Bavul, sayıları son bir yıl içerisinde hızla artan edebiyat dergilerine eklenen dergilerden biri. Bilirsiniz; Ot, Kafa, Fil, Sabitfikir, Pulbiber, Yumuşah G ve birbirinden değerli daha birçok dergi…
Eylül ayında “hayat bir yolculuktur yanınızda bulunsun” sloganıyla raflarda yerini alan Bavul Dergisi, 2.5 yıllık bir çalışma sonrası ortaya çıktı. Piyasadaki diğer edebiyat dergilerinden farklı olarak edebiyatı sokakla harmanlıyor. İlk sayısının kapağını Bergen’e ayıran dergi, sonraki sayılarında sırasıyla Ciguli, Sait Faik Abasıyanık, Meral Okay ve Azer Bülbül’e yer veriyor. Dergi aylık olarak raflarda yerini almakta ve satış fiyatı 6 TL.
“Bütün zalim olanları sen affetsen, ben affetmem” diyerek çıkan ilk sayısında akıl hastanesinde yatan hastalardan, seks işçilerine kadar yer veren dergi, Bergen’in pavyon duvarları arasında sıkışıp kalan çileli hayatını da bavulun içinden çıkartıp gözler önüne seriyor.

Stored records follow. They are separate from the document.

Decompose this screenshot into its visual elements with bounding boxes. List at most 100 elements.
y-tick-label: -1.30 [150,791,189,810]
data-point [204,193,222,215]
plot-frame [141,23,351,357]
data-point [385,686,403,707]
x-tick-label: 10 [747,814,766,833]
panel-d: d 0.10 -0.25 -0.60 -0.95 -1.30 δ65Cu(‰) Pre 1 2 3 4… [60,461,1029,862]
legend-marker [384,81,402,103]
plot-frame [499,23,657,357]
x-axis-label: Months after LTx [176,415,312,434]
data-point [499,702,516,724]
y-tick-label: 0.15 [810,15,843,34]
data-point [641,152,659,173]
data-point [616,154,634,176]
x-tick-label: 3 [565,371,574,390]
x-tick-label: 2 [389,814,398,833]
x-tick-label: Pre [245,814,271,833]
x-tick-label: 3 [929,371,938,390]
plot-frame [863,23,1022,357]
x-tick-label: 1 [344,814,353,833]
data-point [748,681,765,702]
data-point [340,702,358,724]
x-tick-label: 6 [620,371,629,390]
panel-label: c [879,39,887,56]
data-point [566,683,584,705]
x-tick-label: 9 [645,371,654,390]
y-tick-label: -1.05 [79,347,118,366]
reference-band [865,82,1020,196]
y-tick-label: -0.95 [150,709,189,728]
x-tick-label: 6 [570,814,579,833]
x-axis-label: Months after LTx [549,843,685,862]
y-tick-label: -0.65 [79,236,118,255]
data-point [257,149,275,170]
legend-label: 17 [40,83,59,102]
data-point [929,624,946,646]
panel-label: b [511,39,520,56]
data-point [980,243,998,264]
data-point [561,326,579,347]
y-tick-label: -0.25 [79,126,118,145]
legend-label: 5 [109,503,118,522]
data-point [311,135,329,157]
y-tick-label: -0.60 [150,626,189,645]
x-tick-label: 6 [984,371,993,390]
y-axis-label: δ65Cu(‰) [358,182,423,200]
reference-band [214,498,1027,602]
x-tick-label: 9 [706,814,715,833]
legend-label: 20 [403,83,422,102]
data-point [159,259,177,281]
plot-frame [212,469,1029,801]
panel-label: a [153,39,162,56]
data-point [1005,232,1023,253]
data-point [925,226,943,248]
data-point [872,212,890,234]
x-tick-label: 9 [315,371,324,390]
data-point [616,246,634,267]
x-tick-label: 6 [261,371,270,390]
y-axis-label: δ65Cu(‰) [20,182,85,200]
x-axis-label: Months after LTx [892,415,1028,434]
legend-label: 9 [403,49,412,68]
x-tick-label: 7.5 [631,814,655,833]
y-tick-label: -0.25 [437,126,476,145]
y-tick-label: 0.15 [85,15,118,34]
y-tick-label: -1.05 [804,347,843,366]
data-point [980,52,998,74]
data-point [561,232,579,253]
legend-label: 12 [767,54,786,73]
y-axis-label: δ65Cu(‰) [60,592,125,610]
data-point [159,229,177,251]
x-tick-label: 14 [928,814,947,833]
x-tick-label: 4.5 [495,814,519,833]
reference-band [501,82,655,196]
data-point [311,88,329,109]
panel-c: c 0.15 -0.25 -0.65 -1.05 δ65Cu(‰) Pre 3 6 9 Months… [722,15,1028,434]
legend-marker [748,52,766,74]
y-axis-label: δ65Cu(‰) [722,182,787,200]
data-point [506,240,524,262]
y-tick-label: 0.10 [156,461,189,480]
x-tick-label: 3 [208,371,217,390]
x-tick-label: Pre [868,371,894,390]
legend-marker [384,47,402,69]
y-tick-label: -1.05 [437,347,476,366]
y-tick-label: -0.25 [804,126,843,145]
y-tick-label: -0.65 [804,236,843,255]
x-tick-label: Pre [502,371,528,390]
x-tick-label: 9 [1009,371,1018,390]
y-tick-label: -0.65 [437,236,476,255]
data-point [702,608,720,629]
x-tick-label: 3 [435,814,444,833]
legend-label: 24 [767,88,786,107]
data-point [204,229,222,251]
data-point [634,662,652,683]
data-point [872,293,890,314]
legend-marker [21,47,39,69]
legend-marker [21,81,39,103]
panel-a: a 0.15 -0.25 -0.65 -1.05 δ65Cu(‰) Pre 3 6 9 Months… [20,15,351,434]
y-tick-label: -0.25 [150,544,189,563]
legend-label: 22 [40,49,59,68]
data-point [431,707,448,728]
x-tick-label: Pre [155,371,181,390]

Aralarında hem ünlü hem de sokaktan gelen yazarların da bulunduğu güçlü bir yazar kadrosu var: “Uğur Yücel, Ercan Kesal, Nejat İşler, Sarı Celal, Barış İnce, Meltem Yılmaz, Erk Acarer, Alev Karaduman, Ali Lidar, Fulsen Türker, Alper Gencer, İlhami Algör, Ayşen Aksakal, Küçük İskender, Ahmet Büke, Hakan Demir, Zavallı Metin, Murat Meriç, Hayko Cepkin, Erkan Can, İsmail Saymaz, Özge Dirik, Cengiz Bozkurt, Haydar Ergülen, Serdar Akar, Hacer Foggo, Ali Mendillioğlu, Esra Tanrıbilir, Ferat Emen, Kaan İnce, Önder Abay”
“Bavul insanı terk etmeyen her şey”
Önder Abay, uzun zamandır dergicilik sektörü içerisinde bulunurken aynı zamanda BirGün Gazetesi’nde gündemle ilgili konuları, sokaktaki insanların bakış açısını “BirGün Sokakta” başlığı altında topladı. Abay: “Sokaktan uzaklaşarak gerçekliğe ulaşılamayacağını düşünenlerin bir araya gelerek çıkardığı“ olarak bahsettiği Bavul Dergisi’nde kimi zaman çöpçülerle beraber çöp toplarken görüyoruz onu, kimi zaman sokak çocuklarıyla beraber mendil satarken, kimi zaman ölü yıkıyor, kimi zaman hurda topluyor. Sesini duyuramayanların sesi oluyor.
Genel Yayın Yönetmenliği’ni yaptığı Bavul Dergisi hakkında konuşma isteğimi kırmıyor Önder Abay ve derginin ortaya çıkış sürecini, yayın politikasını ve fanzinleri anlatıyor:
Bu ay beşinci sayısı çıkan Bavul Dergisi D&R’nin verilerine göre 2015’te en çok satan 3 dergiden bir tanesi… Kısa bir zamanda böyle bir başarıyı yakalayan bu derginin fikir aşaması ilk nasıl ortaya çıktı?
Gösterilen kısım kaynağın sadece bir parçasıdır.